People for the American Way has a selection of quotes from Janice Rogers Brown (who was just confirmed), apparently intended to demonstrate how nutty she is and what a threat her confirmation is to all that is good and decent. And indeed, some of it does seem a bit nutty; Brown appears to be a libertarian of the school that thinks the courts should be striking down any economic regulation that infringes on strict laissez-faire.

But what about this:

Janice Rogers Brown on the right of privacy vs. the “right to keep and bear arms” [dig the scarequotes]:

Curiously, in the current dialectic, the right to keep and bear arms – a right expressly guaranteed by the Bill of Rights – is deemed less fundamental than implicit protections the court purports to find in the penumbras of other express provisions. (citations omitted) But surely, the right to preserve one’s life is at least as fundamental as the right to preserve one’s privacy. [Concurring opinion in Kasler, 2 P.3d at 602]

Now, I’m sort of a squishy moderate on gun control (I come from a family with a long tradition of responsible gun ownership and have no problem with the private ownership of firearms in general, but I’m also fine with restrictions on automatic weapons, waiting periods, etc. And I don’t personally own guns or particularly wish to), but this doesn’t really seem that kooky to me, I have to confess.

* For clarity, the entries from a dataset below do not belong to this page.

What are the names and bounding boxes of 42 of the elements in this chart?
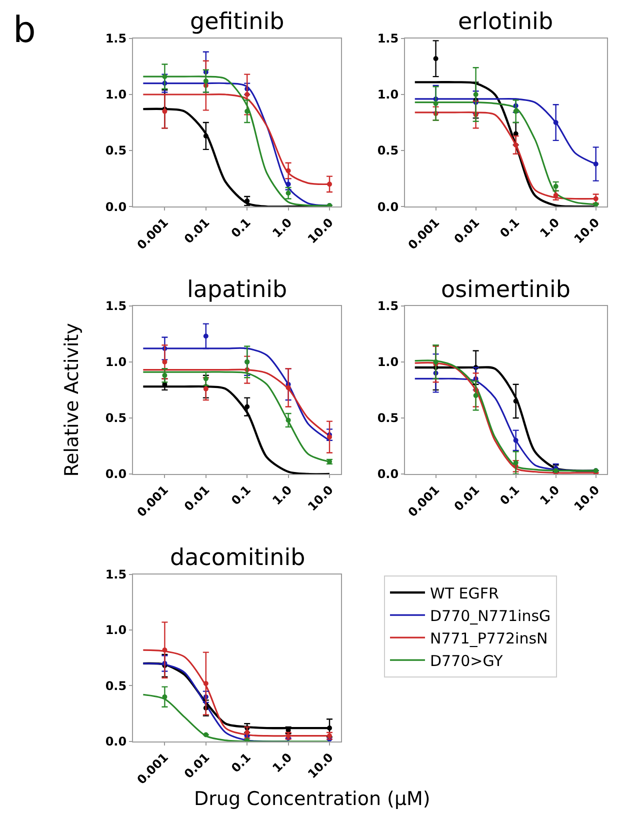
x-tick-label: 1.0 bbox=[537, 215, 562, 240]
y-tick-label: 0.0 bbox=[105, 734, 127, 749]
x-tick-label: 0.1 bbox=[497, 215, 522, 240]
y-tick-label: 1.0 bbox=[105, 623, 127, 638]
y-tick-label: 0.5 bbox=[105, 411, 127, 426]
y-tick-label: 1.0 bbox=[377, 88, 399, 102]
y-tick-label: 0.5 bbox=[377, 144, 399, 158]
x-tick-label: 0.1 bbox=[228, 750, 254, 776]
x-tick-label: 0.1 bbox=[228, 215, 254, 240]
x-tick-label: 1.0 bbox=[270, 482, 295, 508]
y-tick-label: 1.5 bbox=[105, 299, 127, 314]
y-tick-label: 0.0 bbox=[105, 200, 127, 214]
y-tick-label: 1.5 bbox=[377, 32, 399, 46]
y-tick-label: 0.5 bbox=[105, 144, 127, 158]
legend-label: N771_P772insN bbox=[430, 629, 548, 648]
x-tick-label: 1.0 bbox=[270, 750, 295, 776]
chart-title: osimertinib bbox=[441, 277, 570, 303]
y-tick-label: 1.5 bbox=[377, 299, 399, 314]
chart-title: erlotinib bbox=[458, 9, 554, 35]
x-tick-label: 0.1 bbox=[228, 482, 254, 508]
y-axis-title: Relative Activity bbox=[61, 323, 84, 477]
legend-label: WT EGFR bbox=[430, 584, 499, 602]
y-tick-label: 1.5 bbox=[105, 567, 127, 582]
x-tick-label: 0.1 bbox=[497, 482, 522, 508]
y-tick-label: 0.0 bbox=[377, 200, 399, 214]
legend-label: D770>GY bbox=[430, 652, 504, 670]
y-tick-label: 1.0 bbox=[105, 88, 127, 102]
y-tick-label: 1.5 bbox=[105, 32, 127, 46]
y-tick-label: 0.5 bbox=[377, 411, 399, 426]
chart-title: gefitinib bbox=[190, 9, 284, 35]
x-axis-title: Drug Concentration (µM) bbox=[194, 788, 430, 810]
y-tick-label: 0.0 bbox=[377, 467, 399, 482]
chart-title: dacomitinib bbox=[170, 545, 306, 571]
x-tick-label: 1.0 bbox=[270, 215, 295, 240]
x-tick-label: 1.0 bbox=[537, 482, 562, 508]
y-tick-label: 0.0 bbox=[105, 467, 127, 482]
text: b bbox=[13, 10, 36, 51]
y-tick-label: 1.0 bbox=[105, 355, 127, 370]
y-tick-label: 1.0 bbox=[377, 355, 399, 370]
legend-label: D770_N771insG bbox=[430, 606, 551, 625]
chart-title: lapatinib bbox=[187, 277, 288, 303]
y-tick-label: 0.5 bbox=[105, 678, 127, 693]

I mean, surely Brown is right that the right to preserve one’s life is at least as fundamental as the right to preserve one’s privacy, isn’t she? On what moral scale would my privacy (and all that that has come to mean in our post-Roe world, which is what I take it Rogers is partly getting at) possibly be more fundamental than my life?

(PFAW link via Bunnie Diehl)

Comments

3 responses to “Right to defend yourself? What a kook!”

  1. Joshie

    yeah objecting to that is kinda dumb on its face, assuming that one actually needs to own a gun to defend themselves.

  2. Marcus

    Happy about her take on gun rights.

    Worried about her love of the free market.

    A little too close in spirit to the “Constitution in Exile” folks?

    .

  3. Lee

    Interesting question: does the right to self-defense imply or entail the right to own a gun? Obviously the right to have a gun cannot be a “natural right” since it depends on the existence of a certain level of technology. So, it seems we’d need some kind of minor premise to go from the right to self-defense (assuming such exists) to “the right to keep and bear arms.”